# You can run the cell below multiple times and see that randomly 1 out of 2 errors appear

In [5]:
import os

os.environ["CUDA_LAUNCH_BLOCKING"] = "1"
os.environ["CUBLAS_WORKSPACE_CONFIG"] = ":4096:8"
os.environ["PYTORCH_JIT_DISABLE_NVFUSER"] = "1"
os.environ["TORCH_COMPILE_DISABLE"] = "1"

###########################################################

import torch
import numpy as np
import dxtb
from tqdm import tqdm


torch.autograd.set_detect_anomaly(False)
torch.use_deterministic_algorithms(False, warn_only=False)
torch.set_deterministic_debug_mode(False)
torch.backends.cudnn.deterministic = False
torch.backends.cudnn.benchmark = False

torch.manual_seed(0)
torch.cuda.manual_seed_all(0)
np.random.seed(0)

torch.cuda.empty_cache()

###########################################################

print("Torch version:", torch.__version__)
print("CUDA version:", torch.version.cuda)
print("CUDNN version:", torch.backends.cudnn.version())

###########################################################

problematic_batch_path = "../problematic_batches/problematic_batch_for_full.pt"

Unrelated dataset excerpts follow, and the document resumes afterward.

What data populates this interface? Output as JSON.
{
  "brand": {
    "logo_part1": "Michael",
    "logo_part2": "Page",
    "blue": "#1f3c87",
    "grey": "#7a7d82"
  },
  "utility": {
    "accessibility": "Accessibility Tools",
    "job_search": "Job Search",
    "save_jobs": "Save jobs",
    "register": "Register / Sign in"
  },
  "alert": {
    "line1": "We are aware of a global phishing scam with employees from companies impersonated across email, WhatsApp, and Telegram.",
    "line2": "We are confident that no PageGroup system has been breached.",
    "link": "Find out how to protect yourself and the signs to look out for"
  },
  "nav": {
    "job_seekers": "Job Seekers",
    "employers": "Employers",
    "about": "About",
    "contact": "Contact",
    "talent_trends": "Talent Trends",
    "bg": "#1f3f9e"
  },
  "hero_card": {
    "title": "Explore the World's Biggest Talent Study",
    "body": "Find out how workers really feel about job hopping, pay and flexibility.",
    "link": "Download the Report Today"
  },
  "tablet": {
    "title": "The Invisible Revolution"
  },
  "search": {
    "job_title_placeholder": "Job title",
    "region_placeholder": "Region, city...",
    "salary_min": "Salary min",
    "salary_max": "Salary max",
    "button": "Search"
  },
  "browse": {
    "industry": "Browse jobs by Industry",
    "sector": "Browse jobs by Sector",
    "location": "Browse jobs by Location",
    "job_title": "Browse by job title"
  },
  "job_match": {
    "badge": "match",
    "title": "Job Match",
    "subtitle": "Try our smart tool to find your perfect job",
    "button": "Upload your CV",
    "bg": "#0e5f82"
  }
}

dd = {"dtype": torch.float32, "device": torch.device("cuda:0")}
opts = {
    "scf_mode": "full",
    "batch_mode": 2, 
    "int_driver": "libcint",
    "exclude": ["disp"], # excluding D3 fixes the issue
}

# Load the problematic batch
problematic_batch = torch.load(
    problematic_batch_path, weights_only=False
)
numbers = problematic_batch["numbers"].to(dd["device"])
positions = problematic_batch["positions"].to(**dd)

batch_size = numbers.shape[0]
charges = torch.full((batch_size,), 0, **dd)

calc = dxtb.Calculator(numbers, dxtb.GFN1_XTB, **dd, opts=opts)

for i in tqdm(range(100)):
    e = calc.get_energy(positions, chrg=charges)
    forces = torch.autograd.grad(e.sum(), positions, retain_graph=True)[0]

    # MF: Also fails, when commented out
    # Features calc
    func = lambda e, p: -torch.autograd.grad(e.sum(), p, retain_graph=True)[0]
    res = func(e, positions)

Torch version: 2.5.1
CUDA version: 12.4
CUDNN version: 90100


 69%|██████▉   | 69/100 [00:21<00:09,  3.17it/s]


KeyboardInterrupt: 

# Checks about the sample

It is a sample from the Transition1x dataset. Specifically C2H2N2O/rxn2091. So a single molecule at different steps in the reaction path. Units of the positions are Bohr.

In [None]:
problematic_batch = torch.load(problematic_batch_path, weights_only=False)
numbers = problematic_batch["numbers"]
positions = problematic_batch["positions"]

print(f"numbers.shape: {numbers.shape}")
print(f"positions.shape: {positions.shape}")

print(f"\nSubset:")
idx = 0
print(f"numbers[0]: {numbers[idx]}")
print(f"positions[0]: {positions[idx]}")

print("\nProperties of the problematic batch:")
print(f"isnan positions: {torch.isnan(positions).any()}")
print(f"isinf positions: {torch.isinf(positions).any()}")
print(f"max positions: {positions.max()}")
print(f"min positions: {positions.min()}")


# Comments

- Env:
    - Python 3.11
    - Just pip install -e . of the main branch of dxtb
    - pip install jupyter notebook tqdm torch tad-libcint

    - Torch 2.5.1, CUDA 12.4, driver 550.120


- If restarting the kernel after each run it does not break. Maybe something is cached in the calculator? 

- It is only breaking when using a function.